Neighbourly quizzes, hybrid hang-ups and the dangers of the fastweb

Top of the Charts

Afternoon all,

Chester has chuntered, giving the government of the day a kicking. Maybe by-elections returning to their rightful role in British politics will reassure the traditionalists who’ve spent the week panicking about the decline in religiosity (it’s less likely to help the racists worrying about quite how white London is).

Obviously Labour types should calm down about imminent 1997 style landslides – they won’t win Chester in a general election by nearly 40 percentage points. But then again they don’t need to in order to form a government.

Which might explain why we’ve got chunks of young, successful Tory MPs thinking it’s time for a change, announcing their very early retirement from politics. The plus side for Tory ministers? It gives those currently focused on our shrinking workforce/surging retirements somewhere to start: their colleagues.

This week’s reads cover the danger of the interweb, competing visions for which kind of flexible work people want, and a quiz that I did absolutely terribly on. Hope you do better/have a good weekend.

Chief Executive
Resolution Foundation

Infectious internet. Regular TOTCers will know we have a running theme of concern that the surge in mental ill health over the past decade isn’t unconnected to the surge in digital device use, despite the evidence not being nailed on yet. A further nail comes from research tracking the roll-out of high-speed internet (optic fibre) across Spain, which was quicker in some places than others. Where it arrived there was a material increase in teenagers’ (specifically girls) hospital visits driven by mental health issues. A big debate has been about the mechanism via which the internet does this damage. Here the researchers use a survey of teenagers’ time use to support the argument that it comes from the ‘crowding out’ of other activities – sleep and time with family and friends. Turns out teenagers don’t just get addicted to fags.

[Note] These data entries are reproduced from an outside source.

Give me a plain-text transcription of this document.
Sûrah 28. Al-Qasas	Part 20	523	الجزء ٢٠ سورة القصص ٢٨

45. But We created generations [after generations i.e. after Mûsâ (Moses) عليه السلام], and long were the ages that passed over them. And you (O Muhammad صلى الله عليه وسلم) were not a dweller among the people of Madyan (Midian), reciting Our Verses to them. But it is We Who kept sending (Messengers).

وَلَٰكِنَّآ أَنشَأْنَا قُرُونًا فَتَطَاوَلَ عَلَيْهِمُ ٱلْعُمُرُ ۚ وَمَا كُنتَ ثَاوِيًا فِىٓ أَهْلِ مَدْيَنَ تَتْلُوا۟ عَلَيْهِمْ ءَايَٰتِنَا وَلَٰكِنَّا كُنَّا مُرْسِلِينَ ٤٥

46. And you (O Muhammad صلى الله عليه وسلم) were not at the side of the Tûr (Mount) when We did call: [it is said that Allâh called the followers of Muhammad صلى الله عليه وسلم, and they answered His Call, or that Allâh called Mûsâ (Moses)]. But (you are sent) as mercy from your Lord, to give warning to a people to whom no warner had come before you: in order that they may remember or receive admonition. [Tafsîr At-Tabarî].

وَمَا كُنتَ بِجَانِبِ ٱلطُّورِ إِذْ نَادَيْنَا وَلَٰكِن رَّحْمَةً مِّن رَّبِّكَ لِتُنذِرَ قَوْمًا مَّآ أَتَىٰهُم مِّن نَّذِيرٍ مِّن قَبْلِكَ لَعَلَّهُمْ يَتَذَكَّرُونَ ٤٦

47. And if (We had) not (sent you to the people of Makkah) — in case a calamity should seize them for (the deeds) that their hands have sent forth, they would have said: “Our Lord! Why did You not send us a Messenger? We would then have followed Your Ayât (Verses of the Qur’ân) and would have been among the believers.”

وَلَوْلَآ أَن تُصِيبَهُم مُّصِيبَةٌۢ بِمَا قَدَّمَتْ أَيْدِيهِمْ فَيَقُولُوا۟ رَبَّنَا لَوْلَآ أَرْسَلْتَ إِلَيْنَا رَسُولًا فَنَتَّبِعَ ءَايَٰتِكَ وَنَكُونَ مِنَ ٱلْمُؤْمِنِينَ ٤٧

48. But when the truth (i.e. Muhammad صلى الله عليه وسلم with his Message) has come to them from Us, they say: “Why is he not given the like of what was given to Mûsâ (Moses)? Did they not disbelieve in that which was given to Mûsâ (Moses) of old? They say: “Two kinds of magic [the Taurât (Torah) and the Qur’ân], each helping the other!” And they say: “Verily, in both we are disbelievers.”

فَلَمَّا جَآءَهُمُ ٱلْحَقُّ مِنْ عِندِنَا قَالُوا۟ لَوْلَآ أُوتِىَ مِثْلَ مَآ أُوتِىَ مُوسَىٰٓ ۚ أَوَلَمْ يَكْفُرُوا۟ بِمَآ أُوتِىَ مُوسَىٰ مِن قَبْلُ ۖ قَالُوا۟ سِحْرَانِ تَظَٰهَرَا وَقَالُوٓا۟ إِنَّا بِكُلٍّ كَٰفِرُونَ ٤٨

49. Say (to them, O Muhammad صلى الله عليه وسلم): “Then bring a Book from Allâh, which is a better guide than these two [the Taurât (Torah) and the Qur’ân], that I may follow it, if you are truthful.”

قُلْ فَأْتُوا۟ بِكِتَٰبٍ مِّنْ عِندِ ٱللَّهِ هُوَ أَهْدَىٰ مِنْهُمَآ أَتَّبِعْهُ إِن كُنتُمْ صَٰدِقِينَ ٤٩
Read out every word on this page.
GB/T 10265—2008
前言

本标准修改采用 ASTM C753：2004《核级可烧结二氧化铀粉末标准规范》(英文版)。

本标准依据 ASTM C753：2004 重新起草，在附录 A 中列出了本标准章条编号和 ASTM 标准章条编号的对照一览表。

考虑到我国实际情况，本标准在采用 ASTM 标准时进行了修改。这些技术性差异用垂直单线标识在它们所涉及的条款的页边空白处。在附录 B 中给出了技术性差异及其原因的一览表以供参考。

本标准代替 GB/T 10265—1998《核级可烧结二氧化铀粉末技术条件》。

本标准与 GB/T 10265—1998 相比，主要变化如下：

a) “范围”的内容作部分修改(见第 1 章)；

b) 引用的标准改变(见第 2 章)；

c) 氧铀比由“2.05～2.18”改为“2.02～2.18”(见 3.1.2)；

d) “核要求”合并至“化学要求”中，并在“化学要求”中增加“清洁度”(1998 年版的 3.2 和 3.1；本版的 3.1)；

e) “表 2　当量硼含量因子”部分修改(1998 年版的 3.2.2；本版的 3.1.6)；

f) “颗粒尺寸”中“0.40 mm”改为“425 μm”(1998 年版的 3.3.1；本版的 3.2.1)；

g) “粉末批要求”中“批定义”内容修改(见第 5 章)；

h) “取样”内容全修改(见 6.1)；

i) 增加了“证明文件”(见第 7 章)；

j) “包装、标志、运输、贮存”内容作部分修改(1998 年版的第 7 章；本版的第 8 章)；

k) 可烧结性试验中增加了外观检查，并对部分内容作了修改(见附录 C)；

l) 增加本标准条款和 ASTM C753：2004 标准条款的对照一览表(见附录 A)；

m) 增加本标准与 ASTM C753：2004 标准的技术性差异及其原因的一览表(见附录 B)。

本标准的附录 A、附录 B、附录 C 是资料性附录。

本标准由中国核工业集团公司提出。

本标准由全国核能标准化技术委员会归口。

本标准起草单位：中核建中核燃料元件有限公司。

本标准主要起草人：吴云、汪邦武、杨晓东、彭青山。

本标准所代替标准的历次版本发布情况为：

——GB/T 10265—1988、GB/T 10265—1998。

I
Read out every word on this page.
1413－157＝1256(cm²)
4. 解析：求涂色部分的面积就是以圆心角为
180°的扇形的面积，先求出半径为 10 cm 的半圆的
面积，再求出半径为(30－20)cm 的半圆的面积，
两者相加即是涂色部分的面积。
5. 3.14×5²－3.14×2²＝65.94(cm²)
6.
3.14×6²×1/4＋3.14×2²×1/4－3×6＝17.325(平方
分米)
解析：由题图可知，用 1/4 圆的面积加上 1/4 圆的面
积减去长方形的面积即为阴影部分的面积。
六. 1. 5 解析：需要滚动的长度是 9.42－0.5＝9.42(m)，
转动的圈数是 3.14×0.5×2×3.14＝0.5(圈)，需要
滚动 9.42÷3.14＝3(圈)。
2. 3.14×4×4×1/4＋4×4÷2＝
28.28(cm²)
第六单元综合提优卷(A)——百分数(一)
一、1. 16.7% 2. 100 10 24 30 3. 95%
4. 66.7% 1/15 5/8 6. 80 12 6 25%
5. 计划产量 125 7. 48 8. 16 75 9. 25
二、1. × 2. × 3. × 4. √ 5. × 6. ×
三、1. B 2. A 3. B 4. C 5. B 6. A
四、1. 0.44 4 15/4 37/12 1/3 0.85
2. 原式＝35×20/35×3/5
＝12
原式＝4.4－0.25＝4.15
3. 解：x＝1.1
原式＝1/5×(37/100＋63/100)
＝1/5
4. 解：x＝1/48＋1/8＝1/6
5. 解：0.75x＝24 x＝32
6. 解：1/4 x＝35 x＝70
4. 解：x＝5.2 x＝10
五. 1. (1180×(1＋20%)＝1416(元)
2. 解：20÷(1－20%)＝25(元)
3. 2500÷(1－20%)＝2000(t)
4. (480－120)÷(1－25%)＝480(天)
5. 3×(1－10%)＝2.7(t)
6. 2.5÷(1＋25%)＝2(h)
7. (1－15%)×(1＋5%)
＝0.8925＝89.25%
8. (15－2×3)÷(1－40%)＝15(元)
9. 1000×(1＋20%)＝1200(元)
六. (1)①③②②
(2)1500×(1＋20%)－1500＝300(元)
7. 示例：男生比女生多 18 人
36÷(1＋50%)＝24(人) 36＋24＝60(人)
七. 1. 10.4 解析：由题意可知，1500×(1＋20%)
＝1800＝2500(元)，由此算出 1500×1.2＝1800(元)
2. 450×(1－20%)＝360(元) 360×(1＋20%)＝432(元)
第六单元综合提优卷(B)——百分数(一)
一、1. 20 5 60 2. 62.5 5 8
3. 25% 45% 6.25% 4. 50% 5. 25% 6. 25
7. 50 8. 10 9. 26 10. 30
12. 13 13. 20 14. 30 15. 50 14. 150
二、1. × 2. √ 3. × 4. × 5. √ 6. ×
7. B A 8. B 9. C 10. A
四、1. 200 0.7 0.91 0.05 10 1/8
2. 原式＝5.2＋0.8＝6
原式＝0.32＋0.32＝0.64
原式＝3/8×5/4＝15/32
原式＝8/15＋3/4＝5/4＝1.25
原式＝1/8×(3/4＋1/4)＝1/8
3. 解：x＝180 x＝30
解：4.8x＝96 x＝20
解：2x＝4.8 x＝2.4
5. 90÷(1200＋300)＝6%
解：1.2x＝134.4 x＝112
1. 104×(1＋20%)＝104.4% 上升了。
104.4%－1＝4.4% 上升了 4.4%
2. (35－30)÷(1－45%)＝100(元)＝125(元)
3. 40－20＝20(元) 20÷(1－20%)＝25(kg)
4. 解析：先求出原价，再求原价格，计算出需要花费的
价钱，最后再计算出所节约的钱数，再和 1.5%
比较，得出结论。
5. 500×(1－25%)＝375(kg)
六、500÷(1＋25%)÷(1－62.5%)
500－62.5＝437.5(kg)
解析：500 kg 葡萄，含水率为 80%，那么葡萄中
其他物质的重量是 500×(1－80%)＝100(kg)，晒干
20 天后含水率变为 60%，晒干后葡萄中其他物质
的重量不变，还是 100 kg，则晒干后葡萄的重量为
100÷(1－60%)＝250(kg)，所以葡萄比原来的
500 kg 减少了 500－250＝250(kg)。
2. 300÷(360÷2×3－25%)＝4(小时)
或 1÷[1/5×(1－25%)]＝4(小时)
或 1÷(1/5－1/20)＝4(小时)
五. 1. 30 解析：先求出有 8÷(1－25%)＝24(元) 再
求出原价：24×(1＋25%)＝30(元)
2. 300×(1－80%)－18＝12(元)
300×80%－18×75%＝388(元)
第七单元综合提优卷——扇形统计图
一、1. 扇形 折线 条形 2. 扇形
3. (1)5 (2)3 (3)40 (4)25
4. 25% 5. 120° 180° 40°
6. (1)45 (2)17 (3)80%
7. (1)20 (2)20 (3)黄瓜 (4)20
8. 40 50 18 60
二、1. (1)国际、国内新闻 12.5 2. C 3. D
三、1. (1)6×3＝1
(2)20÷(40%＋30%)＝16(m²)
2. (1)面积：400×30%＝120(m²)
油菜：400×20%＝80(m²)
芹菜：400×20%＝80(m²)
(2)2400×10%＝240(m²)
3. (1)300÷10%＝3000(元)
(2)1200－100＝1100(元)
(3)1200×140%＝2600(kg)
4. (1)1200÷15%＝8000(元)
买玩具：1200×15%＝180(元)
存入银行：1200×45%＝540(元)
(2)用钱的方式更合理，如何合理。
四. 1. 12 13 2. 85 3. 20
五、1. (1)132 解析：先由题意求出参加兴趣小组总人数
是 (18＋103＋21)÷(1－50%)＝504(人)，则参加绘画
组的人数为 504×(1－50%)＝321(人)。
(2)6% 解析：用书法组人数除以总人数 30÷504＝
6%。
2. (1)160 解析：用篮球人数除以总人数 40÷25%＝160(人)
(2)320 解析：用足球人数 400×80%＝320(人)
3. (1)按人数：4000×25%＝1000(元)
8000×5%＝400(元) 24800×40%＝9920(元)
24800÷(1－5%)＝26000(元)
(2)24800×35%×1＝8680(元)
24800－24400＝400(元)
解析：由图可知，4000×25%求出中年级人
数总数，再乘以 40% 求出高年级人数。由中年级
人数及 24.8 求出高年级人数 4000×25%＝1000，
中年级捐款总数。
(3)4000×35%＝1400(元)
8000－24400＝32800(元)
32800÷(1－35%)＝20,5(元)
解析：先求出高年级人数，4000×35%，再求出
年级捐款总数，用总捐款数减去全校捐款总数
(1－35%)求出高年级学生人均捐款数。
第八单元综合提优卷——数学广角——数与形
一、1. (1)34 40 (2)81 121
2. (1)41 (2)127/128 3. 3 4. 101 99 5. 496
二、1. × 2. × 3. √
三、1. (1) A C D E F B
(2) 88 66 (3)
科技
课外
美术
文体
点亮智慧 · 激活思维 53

Fully flexible? Our friends at Timewise, the flexible work consultancy, have their Flexible Jobs Index out. The headline is that people want flexible work but only 3-in-10 jobs are advertised on that basis (they slightly underplay that given it’s up from 1-in-10 since 2015). My favourite bit shows what kind of flexibility is available for different types of workers – basically hybrid working for higher earners and part-time for lower earners (the concentration of part-time work among lower earners is the subject of a new Resolution report). The interesting question, not wrestled with here, is that the availability of the new form of flexibility (hybrid working) appears to have significantly reduced the demand for the old flexibility (part-time work). Post-pandemic we’re switching towards more full-time work, especially for women.

By-election binge. Any of you planning on running in a by-election anytime soon? If so I recommend some prior practice on the ONS’s Census Quiz – which lets you check your demographic knowledge of your area. It’s short. And hard (tip: if you live in an urban area remember the census was done mid-Covid in 2021…).

Tax takes. For a quick read on the (substantial) difference between raising taxes via freezing allowances (that we’re doing loads of) or increasing actual tax rates (that we’re doing none of), look to Donald Hirsh’s new blog. The take-away: if we’d raised income tax rates to bring in the same revenue the impact would have been bigger tax rises for higher earners and lower ones for those earning less than the median. Obviously the politics pushes in the other direction given threshold freezes are the ultimate stealth tax.

Brazilian babies. There’s a lot of focus on childcare costs in UK public policy – due to them being what we technically call absolutely massive. But for some wider perspective read new research on Brazil – where a shortage of childcare spaces for 0-3 year olds led the government to ration them by lottery back in 2007. Bad news for those missing out, but good news for both the lucky winners and researchers who were handed a natural experiment on the impact of such childcare. The impact was big. The winning households had higher incomes over the next few years (note this was about grandparents being able to continue to work, not just parents) and, as a result, taller/heavier children.

Chart of the Week

Anyone feeling cold these days should turn to the labour market data for some heat – with a red hot labour market scaring the Bank of England into raising rates aggressively. But it also has to balance today’s tight labour market with the reality it may not stay tight for long. Britain is entering yet another recession (we’ve really got to quit this habit…) which the OBR forecasts will see unemployment rise by around 500,000. Surveys of firms are pointing towards the labour market certainly not tightening further. As COTW shows, the proportion of firms reporting worker shortages has fallen back to levels when omicron was a thing last Spring (private sector vacancy numbers are falling too). As workers shortages have fallen, wage growth has also levelled off, albeit at a high level. Yes, expected wage growth for next year is still elevated, but before Bank of England types panic, note firms seem to basically assume whatever has been happening recently will continue. The big picture? The labour market is turning so enjoy the heat while it lasts.